Не надо напоминать, что автор узнает о том, какая с его пьесой заваривается история, в последнюю очередь. Апрель догорает. 29-го в его квартире раздаётся телефонный звонок. Дирекция вызывает. Он является. Дирекция предлагает подписать договор, причём договор уже составлен без обсуждения с автором и по всем правилам отбит на машинке. Договор предусматривает значительные изменения в тексте, однако дело не доходит до необходимости приметать белыми нитками один или два сна, в которых бы прославлялась идея большевиков, от которой нынче голод идёт. Предлагается переработать последний эпизод Серафимы и Голубкова и оставить их за границей и самым решительным образом переработать линию Хлудова, с тем, чтобы наилучшим образом разъяснилась болезнь, чтобы осознавалась через болезнь порочность его белой идеи, прежде всего в эпизоде с главкомом, и, наконец, чтобы Хлудов, осознавши бесчеловечность белой идеи, то есть тоже идеи насилия, покончил с собой. Требования громадные, однако неожиданность поджидает и тут: эти предложения соответствуют первоначальному замыслу автора, хотя направление автора и не совпадает с направлением Судакова, дирекции и Главреперткома. Таким образом, внимательно ознакомившись с ним, автор почти с чистой совестью подписывает договор и тут же получает за работу над пьесой и за право её постановки в Художественном театре шесть тысяч рублей, в добавление к недавно полученным двум.
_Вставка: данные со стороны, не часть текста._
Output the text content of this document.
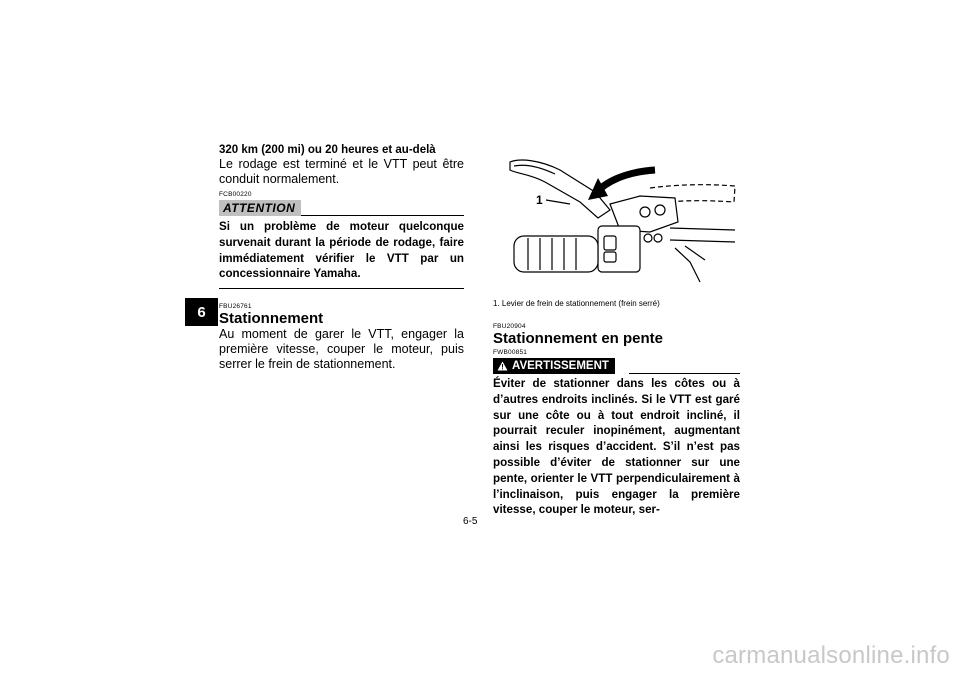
6
320 km (200 mi) ou 20 heures et au-delà
Le rodage est terminé et le VTT peut être conduit normalement.
FCB00220
ATTENTION
Si un problème de moteur quelconque survenait durant la période de rodage, faire immédiatement vérifier le VTT par un concessionnaire Yamaha.
FBU26761
Stationnement
Au moment de garer le VTT, engager la première vitesse, couper le moteur, puis serrer le frein de stationnement.
1
1. Levier de frein de stationnement (frein serré)
FBU20904
Stationnement en pente
FWB00851
AVERTISSEMENT
Éviter de stationner dans les côtes ou à d’autres endroits inclinés. Si le VTT est garé sur une côte ou à tout endroit incliné, il pourrait reculer inopinément, augmentant ainsi les risques d’accident. S’il n’est pas possible d’éviter de stationner sur une pente, orienter le VTT perpendiculairement à l’inclinaison, puis engager la première vitesse, couper le moteur, ser-
6-5
carmanualsonline.info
Новый текст должен быть представлен 29 мая. Однако у автора не является ни малейшего желания работать над ним. Вся эта фантастическая история представляется автору авантюрой чистейшей воды, а чутьё его никогда не обманывало, и хоть Гаврилова в Ашхабаде не замели, а спектакль-то всё-таки сняли, вот то-то и есть, а тут “Бег”, тоже, возможно, не заметут, а играть всё равно не позволят, им резона нет позволять. Гнуснее всего, что деньги придётся вернуть, поскольку Художественный театр в таких случаях аванс непременно отбирает назад.
И он понемногу трудится над “Блаженством”, и в его набросках уже проступает хамоватый жулик Жорж Милославский, которого никакие прелести будущего не способны прельстить, и тут доставляется письмо из Парижа. В нормальном обществе тоже довольно обыкновенное дело: Мария Рейнгард, актриса, просит у автора соизволения переложить “Зойкину квартиру” на французский язык. Отчего же, пусть перекладывает, хоть на берберо-арабский, соизволение отправляется в обозначенный адрес. Однако история с переложением на какой-то язык тоже представляется авантюрой чистейшей воды, поскольку это ведь только в нормальном обществе обыкновенная вещь, а мы-то с вами, дорогие сограждане, в другом мире живём, насильственно обращённые в дикарей.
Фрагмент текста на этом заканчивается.